Когда мы пришли на вокзал брать билеты, мы узнали новость, подкосившую меня: командировки в Дмитров отменены. По слухам, все назначенные на канал Москва — Волга будут отправлены на БАМ (Байкало-амурская магистраль).
Carpe diem, quam minimum credula postero.
В Дмитрлаге я был бы вблизи Москвы, вблизи Курбатовых, Фортунатовых. Ко мне могли бы приезжать дети. Отправка в Восточную Сибирь была новой карой, и очень жестокой карой. Северное сияние погасло.
Светик чутко утешал меня так нежно, с таким убеждением: «Папочка, ты забыл радугу. А я тебе говорю, тебе еще придется поволноваться, но все кончится хорошо, запомни мои слова».
И вот меня осенила мысль: просить Горецкого принять от меня прошение — отпустить меня перед поездкой на БАМ повидаться с родными и устроить свои дела, с обязательством по вызову немедленно вернуться на Медвежью гору. Гавриил Иванович улыбнулся и дал мне это разрешение. Этот угрюмый, суровый на вид человек категорического императива был в действительности человеком добрейшей души. Я написал обязательство, но попросил, пока речь не пойдет обо мне, держать его у себя в столе. В душе я надеялся, что обо мне забудут.
И вот, собрав мои вещи (много ли их у лагерника? Оказалось много), мы тронулись в путь. Светик разделил со мной ношу, и все же нам двум было тяжело нести: вокзал был не близок. Помог нам милый Глинкин.
Мы в вагоне, поезд тронулся. Прощай, Медвежья гора! Сердце стучало так сильно, что мне казалось, я слышу бой часов. Тик-так.
Приехали мы так рано, что трамваи еще не ходили. Мы сдали вещи на хранение и ждали для нас теперь веселого грохота и трезвона трамваев. Мы решили первым делом съездить к нашим могилам на Смоленское кладбище.
Как переполнилась душа, когда я подвел к могилам моего Светика. У могилы моей Тани я был первый раз. Перекладина креста — словно протянутые руки налево и направо к могилам Таточки и Павлика. Мы стояли молча.
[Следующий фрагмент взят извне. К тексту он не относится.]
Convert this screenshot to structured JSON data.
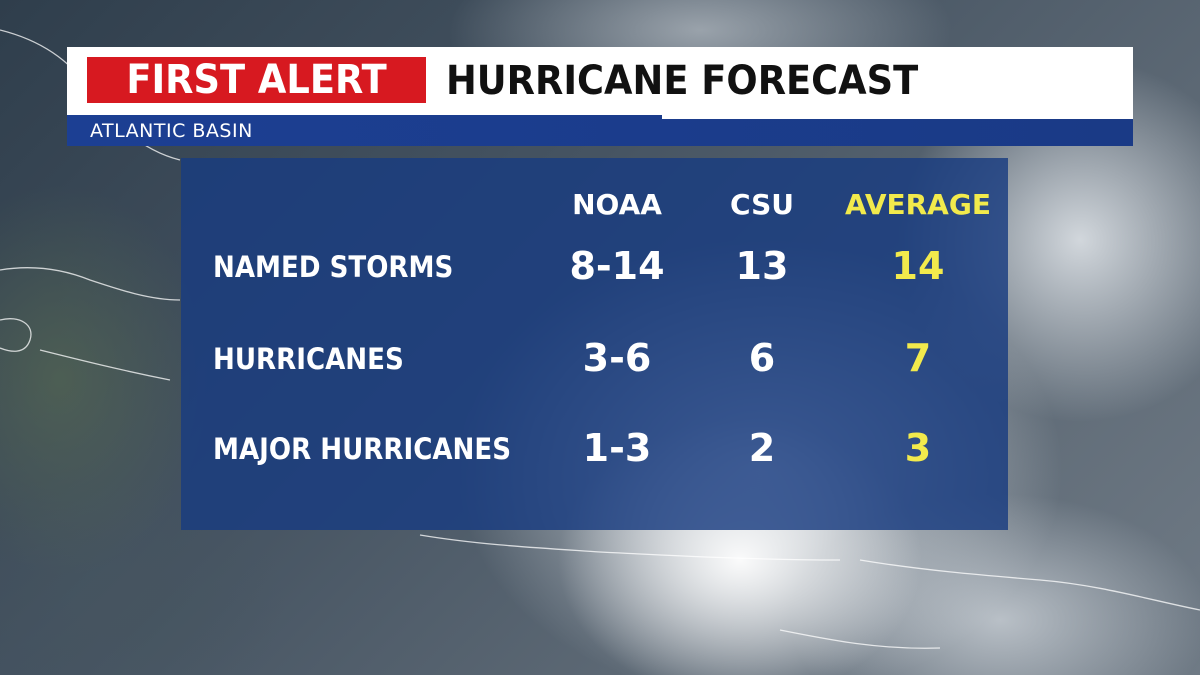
{
  "header": {
    "alert_label": "FIRST ALERT",
    "title": "HURRICANE FORECAST",
    "subtitle": "ATLANTIC BASIN"
  },
  "table": {
    "columns": [
      "NOAA",
      "CSU",
      "AVERAGE"
    ],
    "rows": [
      {
        "label": "NAMED STORMS",
        "values": [
          "8-14",
          "13",
          "14"
        ]
      },
      {
        "label": "HURRICANES",
        "values": [
          "3-6",
          "6",
          "7"
        ]
      },
      {
        "label": "MAJOR HURRICANES",
        "values": [
          "1-3",
          "2",
          "3"
        ]
      }
    ]
  },
  "colors": {
    "alert_red": "#d71920",
    "banner_blue": "#1c3f93",
    "panel_blue": "#183c80",
    "average_yellow": "#f2ea4c"
  }
}
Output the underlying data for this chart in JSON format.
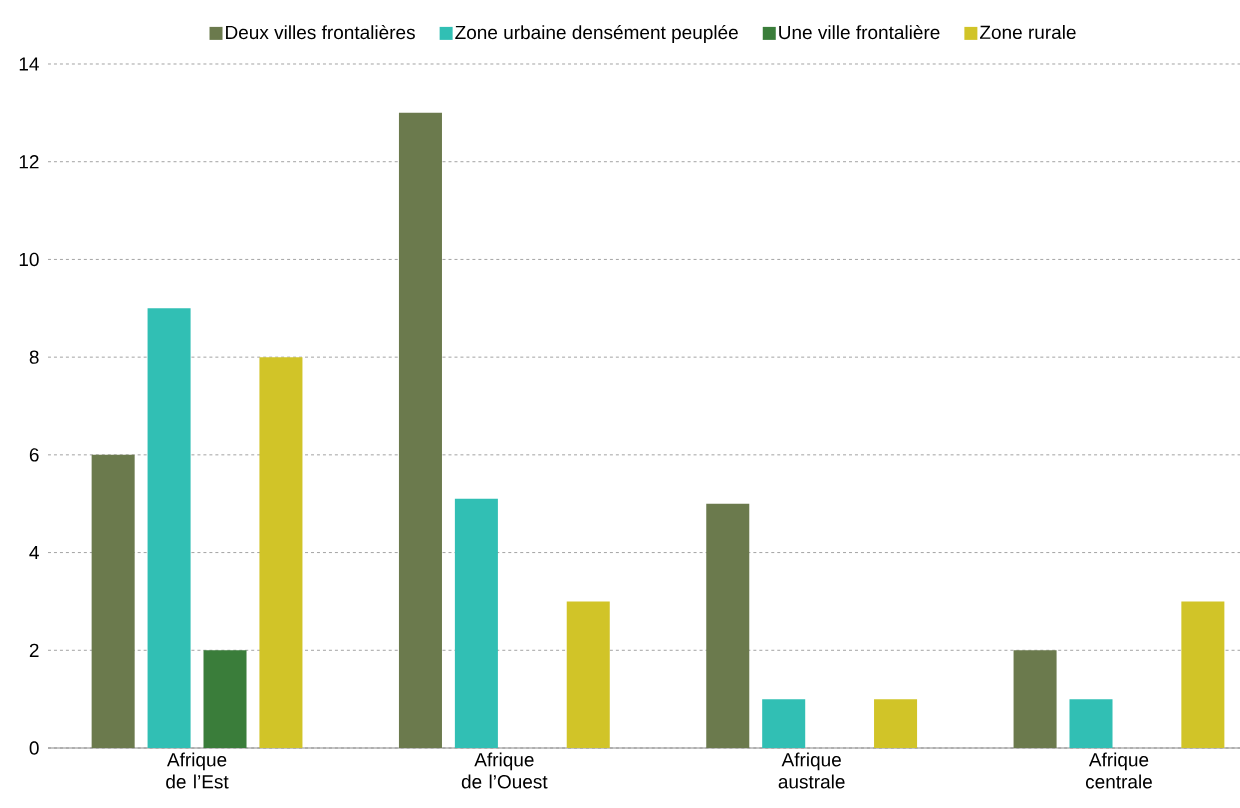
{
  "chart_data": {
    "type": "bar",
    "categories": [
      "Afrique de l’Est",
      "Afrique de l’Ouest",
      "Afrique australe",
      "Afrique centrale"
    ],
    "series": [
      {
        "name": "Deux villes frontalières",
        "color": "#6b7a4d",
        "values": [
          6,
          13,
          5,
          2
        ]
      },
      {
        "name": "Zone urbaine densément peuplée",
        "color": "#31bfb4",
        "values": [
          9,
          5.1,
          1,
          1
        ]
      },
      {
        "name": "Une ville frontalière",
        "color": "#3a7d3a",
        "values": [
          2,
          null,
          null,
          null
        ]
      },
      {
        "name": "Zone rurale",
        "color": "#d1c428",
        "values": [
          8,
          3,
          1,
          3
        ]
      }
    ],
    "ylim": [
      0,
      14
    ],
    "yticks": [
      0,
      2,
      4,
      6,
      8,
      10,
      12,
      14
    ],
    "grid": "y",
    "legend": "top"
  }
}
Тишина... Безмолвие... Полнота... Мы словно хотели принять благословение ушедших от нас, но навсегда оставшихся с нами, участников нашей жизни. Ее свидетелей и судей.
С кладбища с мешками на плечах мы отправились к Гревсам. Отворил Иван Михайлович и обнял меня. И я тотчас вспомнил блудного сына Рембрандта. Вот и я, истомленный долгим, почти пятилетним путем, склоняюсь перед ним, а он с любовью возложил на меня руки. Когда я сказал ему об этом, он засмеялся: «Ну, какой же вы блудный сын!»
Вышли к нам и Мария Сергеевна и Екатерина Ивановна. Сколько любви окружило нас.
Пора в Детское Село, в мой дом. А сердце сжалось с такой болью. Где же мой дом?